Background: Anti-oxidant vitamins have increasingly been used to supplement traditional post-surgical treatment in cardiac transplant recipients. However, the mechanism(s) of action have not been determined. In this study we examined the effects of a novel vitamin E analog, alpha-tocopheryl polyethylene glycol-100 succinate (alpha-TPGS), and low-dose cyclosporine (CsA) in the treatment of acute and delayed cardiac rejection.

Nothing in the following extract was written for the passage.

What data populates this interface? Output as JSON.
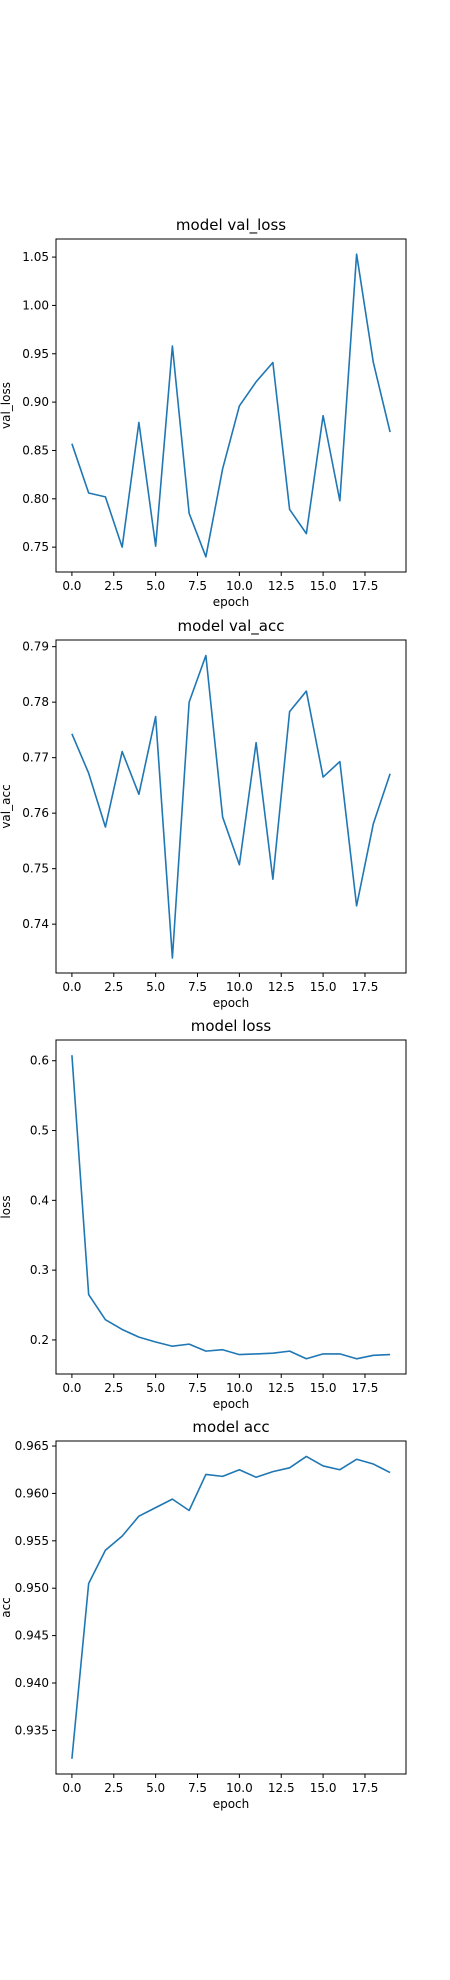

Methods: In situ sonomicrometry, histologic rejection and graft survival were determined in untreated rat cardiac allograft recipients and recipients receiving CsA, alpha-TPGS or CsA plus alpha-TPGS. DNA binding of nuclear factor (NF)-kappaB and AP-1, inducible nitric oxide synthase (iNOS) protein, caspase-3 activity and lymphocyte proliferation were determined.

Results: alpha-TPGS significantly (p < 0.05) prolonged graft survival equipotent to low-dose CsA. Treatment with CsA plus alpha-TPGS further enhanced graft survival (p < 0.001). CsA or alpha-TPGS alone decreased rejection, with the greatest decrease seen using combination therapy. Graft fractional shortening was improved by CsA or alpha-TPGS alone (p < 0.01), whereas distention in systolic and diastolic lengths in untreated allografts was prevented by CsA, alpha-TPGS and combination therapy. Nitrosylation of heme protein was inhibited by alpha-TPGS and abolished by CsA or CsA plus alpha-TPGS. Expression of iNOS was decreased 50% by alpha-TPGS equipotent to CsA, but apparently via an NF-kappaB- and AP-1-independent pathway. Caspase-3 activity, an index of apoptosis, was increased only in untreated allografts. In addition, alpha-TPGS markedly inhibited mitogen-stimulated proliferation by both rat and human lymphocytes.

Conclusions: alpha-TPGS has a significant effect in limiting lymphocyte proliferation and activation. This might explain the equipotent action of alpha-TPGS vs low-dose CsA and its action to potentiate graft survival and limit graft rejection and dysfunction.